I reminisced with old friends and made some new ones. Some of us have stayed put geographically, while others like myself have moved many miles away.
When the journey ended, I boarded a plane and headed home. Home. Has a nice ring to it, don’t you think? In my youth, I always considered home to be the place where I grew up. That feeling you get when you pull in to the gas station where you were still too young to drive. I thought when I moved away, that feeling would never follow me.
Home is different for me now. It is many years and miles from my youth. It is where I had my first adult job, bought my first home, married, bore my child, and traveled the legal jungle of my divorce.
Looking back, there are many places I could have ended up. I’ve even spent too many hours lamenting my choices; not any more. I am happy where I am and what I have done. I am where I am supposed to be.
I am home.
I am off to my High School Reunion this week. Anxiety is kicking in and I still need to pack. It’s been a long time since I’ve been back. I went to a boarding school, so it’s not like I’m going “home.”

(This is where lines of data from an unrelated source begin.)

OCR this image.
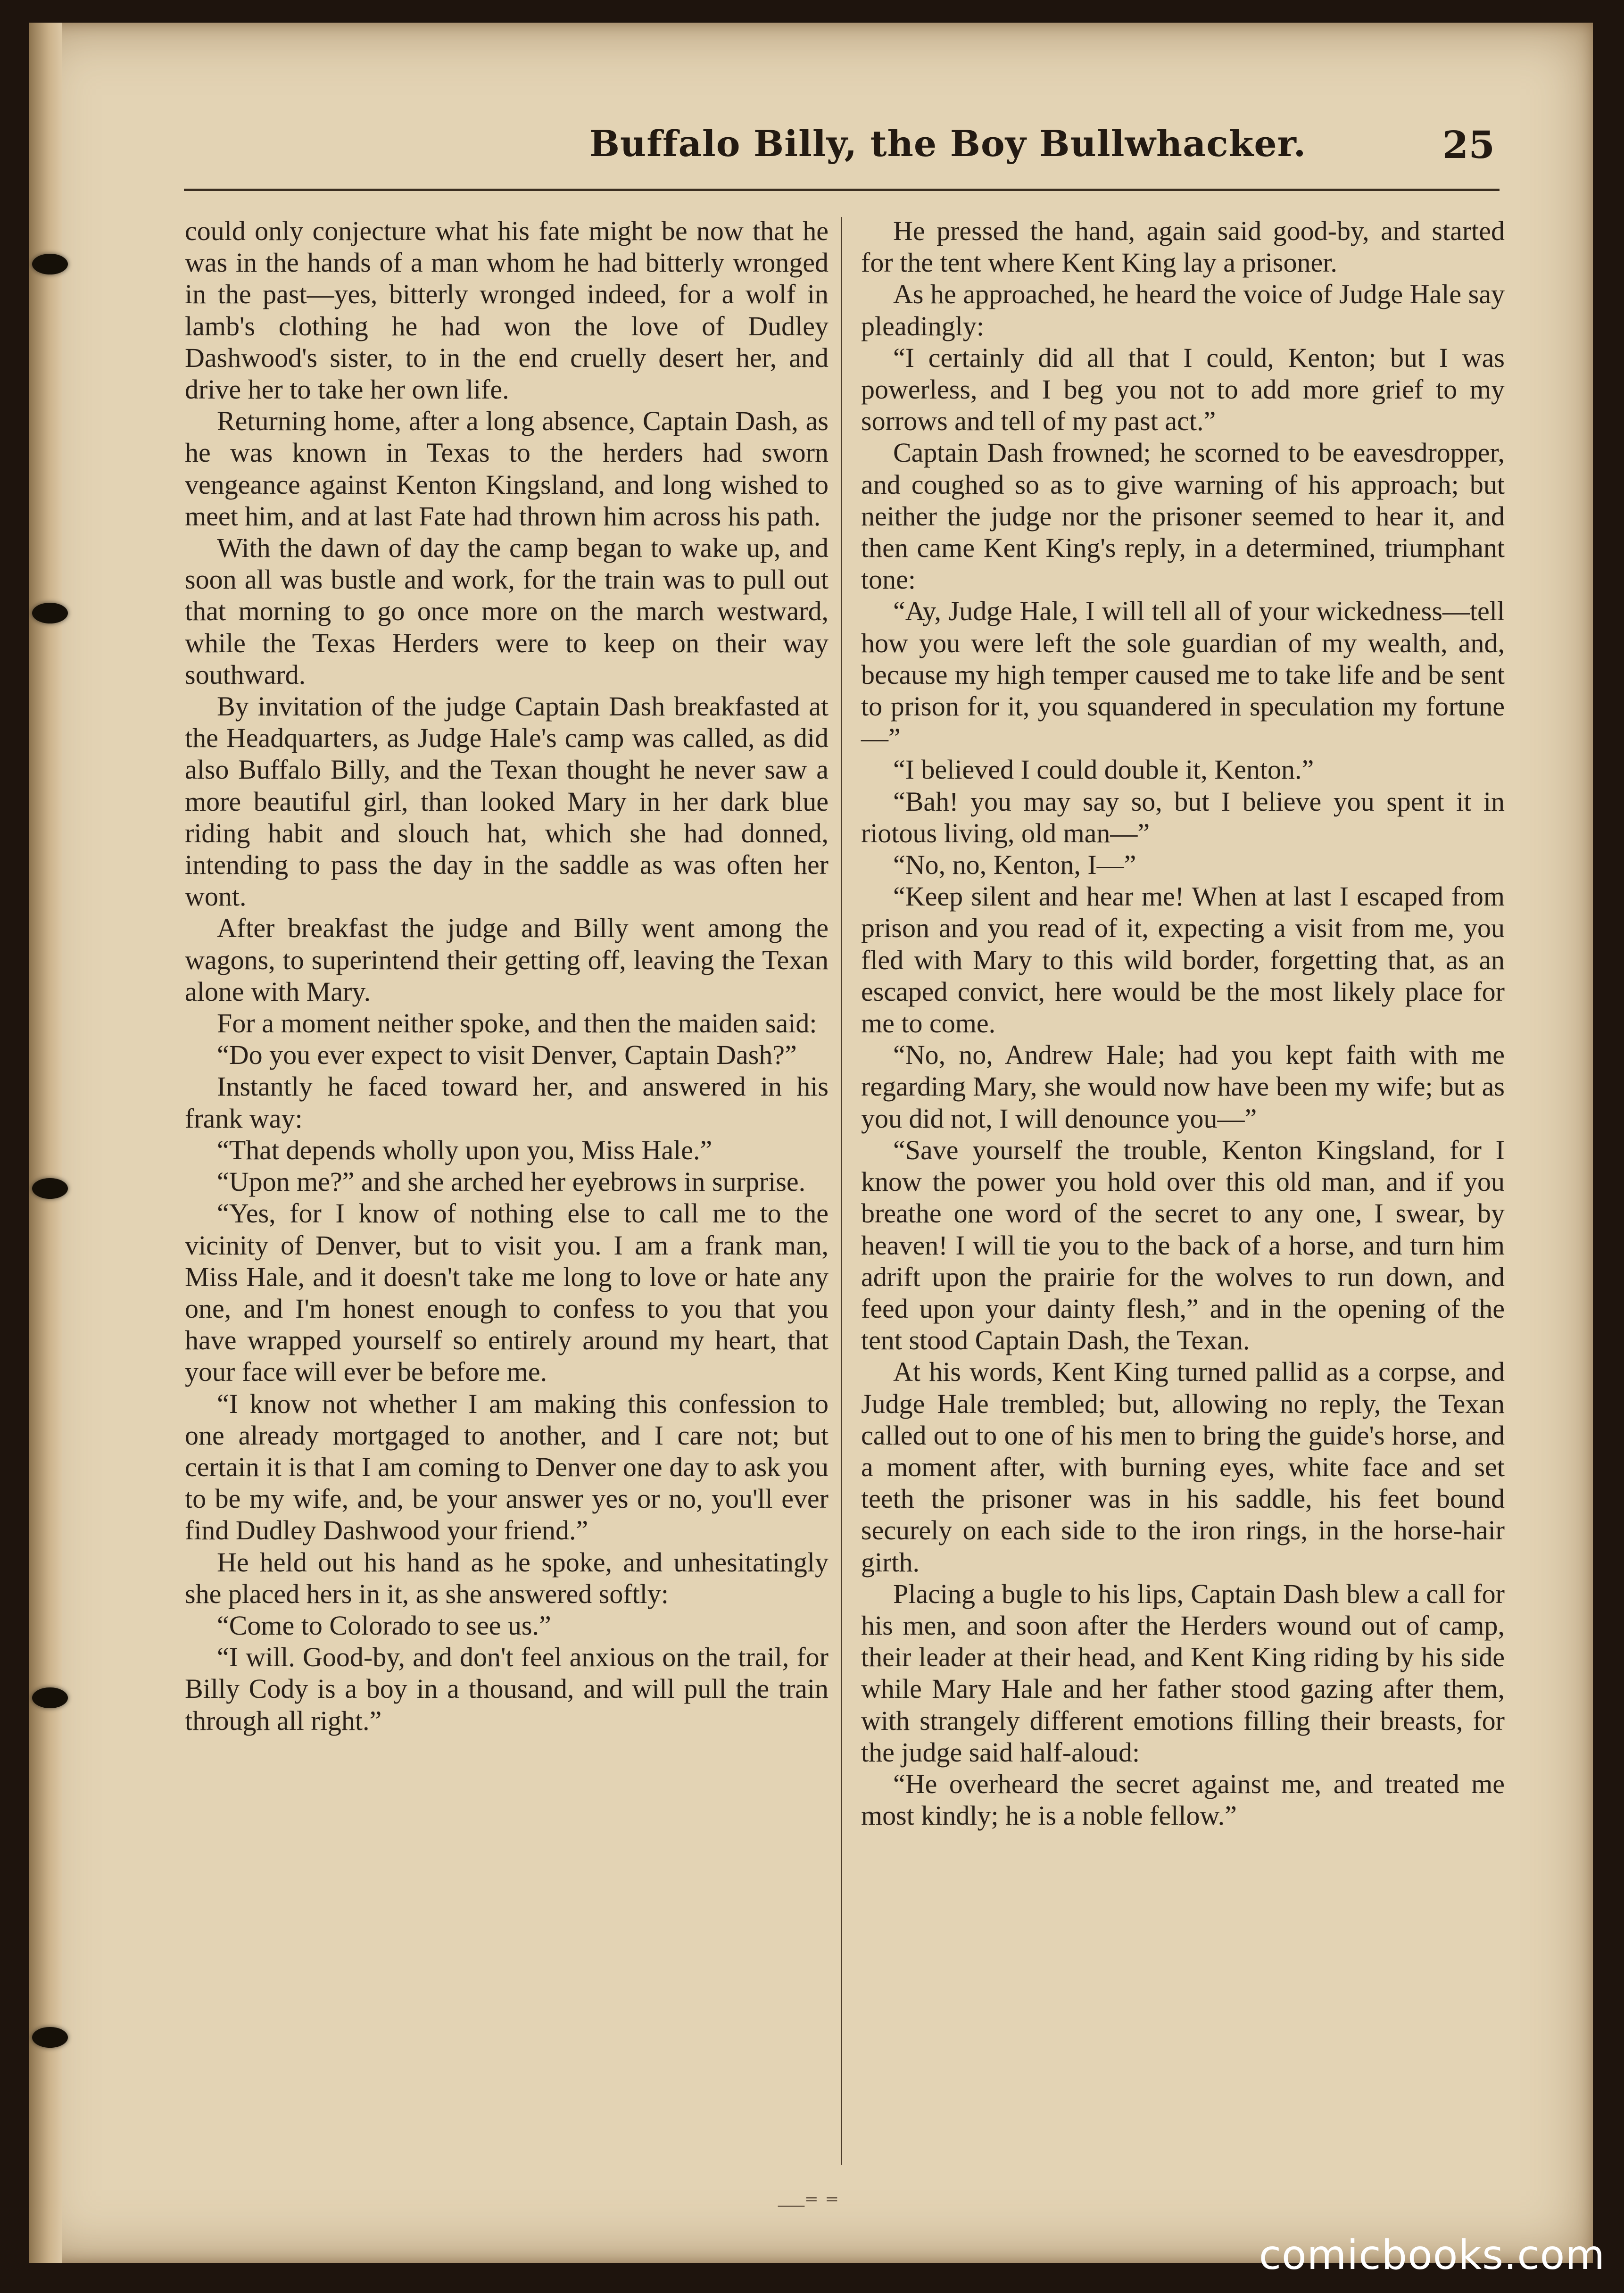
Buffalo Billy, the Boy Bullwhacker.	25

could only conjecture what his fate might be now that he was in the hands of a man whom he had bitterly wronged in the past—yes, bitterly wronged indeed, for a wolf in lamb's clothing he had won the love of Dudley Dashwood's sister, to in the end cruelly desert her, and drive her to take her own life.

Returning home, after a long absence, Captain Dash, as he was known in Texas to the herders had sworn vengeance against Kenton Kingsland, and long wished to meet him, and at last Fate had thrown him across his path.

With the dawn of day the camp began to wake up, and soon all was bustle and work, for the train was to pull out that morning to go once more on the march westward, while the Texas Herders were to keep on their way southward.

By invitation of the judge Captain Dash breakfasted at the Headquarters, as Judge Hale's camp was called, as did also Buffalo Billy, and the Texan thought he never saw a more beautiful girl, than looked Mary in her dark blue riding habit and slouch hat, which she had donned, intending to pass the day in the saddle as was often her wont.

After breakfast the judge and Billy went among the wagons, to superintend their getting off, leaving the Texan alone with Mary.

For a moment neither spoke, and then the maiden said:

“Do you ever expect to visit Denver, Captain Dash?”

Instantly he faced toward her, and answered in his frank way:

“That depends wholly upon you, Miss Hale.”

“Upon me?” and she arched her eyebrows in surprise.

“Yes, for I know of nothing else to call me to the vicinity of Denver, but to visit you. I am a frank man, Miss Hale, and it doesn't take me long to love or hate any one, and I'm honest enough to confess to you that you have wrapped yourself so entirely around my heart, that your face will ever be before me.

“I know not whether I am making this confession to one already mortgaged to another, and I care not; but certain it is that I am coming to Denver one day to ask you to be my wife, and, be your answer yes or no, you'll ever find Dudley Dashwood your friend.”

He held out his hand as he spoke, and unhesitatingly she placed hers in it, as she answered softly:

“Come to Colorado to see us.”

“I will. Good-by, and don't feel anxious on the trail, for Billy Cody is a boy in a thousand, and will pull the train through all right.”

He pressed the hand, again said good-by, and started for the tent where Kent King lay a prisoner.

As he approached, he heard the voice of Judge Hale say pleadingly:

“I certainly did all that I could, Kenton; but I was powerless, and I beg you not to add more grief to my sorrows and tell of my past act.”

Captain Dash frowned; he scorned to be eavesdropper, and coughed so as to give warning of his approach; but neither the judge nor the prisoner seemed to hear it, and then came Kent King's reply, in a determined, triumphant tone:

“Ay, Judge Hale, I will tell all of your wickedness—tell how you were left the sole guardian of my wealth, and, because my high temper caused me to take life and be sent to prison for it, you squandered in speculation my fortune—”

“I believed I could double it, Kenton.”

“Bah! you may say so, but I believe you spent it in riotous living, old man—”

“No, no, Kenton, I—”

“Keep silent and hear me! When at last I escaped from prison and you read of it, expecting a visit from me, you fled with Mary to this wild border, forgetting that, as an escaped convict, here would be the most likely place for me to come.

“No, no, Andrew Hale; had you kept faith with me regarding Mary, she would now have been my wife; but as you did not, I will denounce you—”

“Save yourself the trouble, Kenton Kingsland, for I know the power you hold over this old man, and if you breathe one word of the secret to any one, I swear, by heaven! I will tie you to the back of a horse, and turn him adrift upon the prairie for the wolves to run down, and feed upon your dainty flesh,” and in the opening of the tent stood Captain Dash, the Texan.

At his words, Kent King turned pallid as a corpse, and Judge Hale trembled; but, allowing no reply, the Texan called out to one of his men to bring the guide's horse, and a moment after, with burning eyes, white face and set teeth the prisoner was in his saddle, his feet bound securely on each side to the iron rings, in the horse-hair girth.

Placing a bugle to his lips, Captain Dash blew a call for his men, and soon after the Herders wound out of camp, their leader at their head, and Kent King riding by his side while Mary Hale and her father stood gazing after them, with strangely different emotions filling their breasts, for the judge said half-aloud:

“He overheard the secret against me, and treated me most kindly; he is a noble fellow.”

—⁼ ⁼
comicbooks.com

The typical thoughts flood my mind: should have lost some weight, I won’t measure up to other’s successes, I won’t remember half of them, they won’t remember me.
Every school has them; The Breakfast Club breakdown. Princess, Brain, Athlete, Basket-Case, and Criminal. Like the movie, we all share a bond. Most of us away from home for the first time; struggling with adolescence. Gravitating towards our own; forming tribes.
My hope is that time has softened the bad memories enough that we won’t hold the past against one another. The good memories will rise to the occasion and the tribes will come together in perfect harmony. We will discover that no matter how disconnected we were back then, we all had similar experiences. We will laugh and create new memories and maybe even cross the lines and form new friendships.